As Daio notes at Zen Mountain, this evokes the concept of a “seat”: a place where you can sit quietly in nature, ideally near your home, where you can return to on a daily basis and be open to all wildlife (dawn and dusk are best). Exercise created by Jon Young, teacher and author What the Robin Knows: How Birds Reveal the Secrets of the Natural World; in a previous life, he worked on Daio Young’s environmental education programs.

Mountain chicken. Photo: Carol Ourivio.

The common ground of alertness and birding may be intuitive – but scientific research is increasingly confirming it. Where Western psychology and neuroscience now study mindfulness, interest in nature-based practices such as birding has followed—and similar restorative benefits have been observed. Birding, like vigilance, seems to be improved by birders memory and neuroplasticity. And birdsong—again, like mindfulness—can improves attention and cognitive performance. You don’t have to be a dedicated birder: several studies show that just being exposed to birds has a restorative effect. A 2006 study concluded that the three most soothing sounds for humans are wind, water and birdsong. Others knit a reduced bird song tension, depression and anxiety.

The more extra-human attention and care you offer, the more you will give back. For Holly, this reciprocity is at the heart of vigilant birding. “They give us joy and attention,” he says. “However, we can support conservation and stewardship. We can plant native plants, provide food and water, and contribute to citizen science.”

The more extra-human attention and care you offer, the more you will give back.

After visiting Zen Mountain, a friend and I hiked nearby. “Look up,” my friend said halfway up the climb. A boreal owl looked down at us, silvery, wide-eyed, crystal clear. I’ve been talking about the birds all day. At that moment, it was as if they spoke back.

By cultivating inner peace, we are in a better position to protect nature. Just as Buddhist practice leads to compassion, birding can extend that compassion to nature.

The global rise of birding since Covid is impressive. Good reason: Among the outdoor activities, birding is uniquely available; Birds live in all environments, including cities. More than half of the world’s population lives in cities; By 2050, it will probably be over 68 percent. All these people live among birds. However, Over 20 percent of all bird species can live in cities. Even in urban areas where there are not many trees, hawks, starlings, doves and many blackbirds thrive.

The red-tailed hawk. Photo: Carol Ourivio.

Birding is also inclusive in other ways. It does not require great physical strength. The visually impaired can bird by ear. Projects like Project FeederWatch and Garden BirdWatch encourage birding from home. As an inexpensive activity with plenty of free knowledge online and birding groups actively expanding their efforts to promote inclusion, birding is breaking down barriers that traditionally exclude marginalized groups from nature-based activities. As with mindfulness: All you need to practice is a receptive mind.

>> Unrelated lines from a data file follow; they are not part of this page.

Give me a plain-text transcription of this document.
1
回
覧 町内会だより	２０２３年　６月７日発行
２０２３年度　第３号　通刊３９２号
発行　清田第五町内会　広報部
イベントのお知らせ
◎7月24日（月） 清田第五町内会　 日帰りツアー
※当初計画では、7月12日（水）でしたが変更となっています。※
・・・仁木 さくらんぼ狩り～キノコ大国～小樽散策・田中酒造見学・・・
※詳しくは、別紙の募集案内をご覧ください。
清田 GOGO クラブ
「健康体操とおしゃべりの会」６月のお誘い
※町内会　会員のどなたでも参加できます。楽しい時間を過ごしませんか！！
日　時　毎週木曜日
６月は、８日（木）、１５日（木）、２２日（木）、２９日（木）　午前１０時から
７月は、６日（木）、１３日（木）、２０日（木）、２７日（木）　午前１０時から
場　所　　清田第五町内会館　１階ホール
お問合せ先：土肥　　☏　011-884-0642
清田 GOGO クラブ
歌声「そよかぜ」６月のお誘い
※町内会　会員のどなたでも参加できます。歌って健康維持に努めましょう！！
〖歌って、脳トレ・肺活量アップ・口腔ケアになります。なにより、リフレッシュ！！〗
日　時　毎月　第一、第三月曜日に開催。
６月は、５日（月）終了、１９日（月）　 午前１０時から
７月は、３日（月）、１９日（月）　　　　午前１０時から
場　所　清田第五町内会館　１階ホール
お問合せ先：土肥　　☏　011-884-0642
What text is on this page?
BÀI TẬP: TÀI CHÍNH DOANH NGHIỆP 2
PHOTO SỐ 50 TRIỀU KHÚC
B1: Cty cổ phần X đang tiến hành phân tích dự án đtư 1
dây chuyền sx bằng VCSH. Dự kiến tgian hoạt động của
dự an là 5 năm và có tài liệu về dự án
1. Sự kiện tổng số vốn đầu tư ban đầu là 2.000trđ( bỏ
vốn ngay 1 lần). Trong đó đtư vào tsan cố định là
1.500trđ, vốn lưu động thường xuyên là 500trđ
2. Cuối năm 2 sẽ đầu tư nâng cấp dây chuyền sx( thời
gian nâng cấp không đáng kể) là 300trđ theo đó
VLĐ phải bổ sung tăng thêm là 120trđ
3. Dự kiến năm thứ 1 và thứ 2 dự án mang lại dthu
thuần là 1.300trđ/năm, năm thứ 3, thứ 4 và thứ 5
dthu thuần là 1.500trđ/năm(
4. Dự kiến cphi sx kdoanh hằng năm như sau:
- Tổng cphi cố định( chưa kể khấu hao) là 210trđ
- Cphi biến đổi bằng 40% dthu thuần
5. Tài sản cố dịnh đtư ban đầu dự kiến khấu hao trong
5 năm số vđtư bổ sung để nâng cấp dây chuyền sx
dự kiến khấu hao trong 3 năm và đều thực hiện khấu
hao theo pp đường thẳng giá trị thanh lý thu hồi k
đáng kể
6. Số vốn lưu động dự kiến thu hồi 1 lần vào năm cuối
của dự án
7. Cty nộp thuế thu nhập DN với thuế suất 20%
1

From the waterfowl of ancient Zen poetry to the roosters of New York City, bird teachings are rarely out of reach. To observe a bird is to calm the wild storms of consciousness: to gather the mind and distill it into bird form.

Another Dogen poem comes to mind:

To what shall we compare this world?
To the moonlight dew
A crane flicked its bill.

I think he is talking about the same essential truth.

I set up camp in the Oregon woods to find two northern spotted owls a few feet away in their home tree—staring at me, a universe melting in their dark, wide eyes. I saw a bald eagle circling the treetops of Brooklyn’s Prospect Park, its feathers straining against the winter sky. Reality had never felt so close as in those moments; my mind has never been so moved.

zen buddhism ornithology
Barry the owl. Photo: Carol Ourivio.

“I know nothing about consciousness,” Zen Master Shunryu Suzuki once said. “I’m just trying to teach my students how to hear birdsong.” I invite you to listen to them too.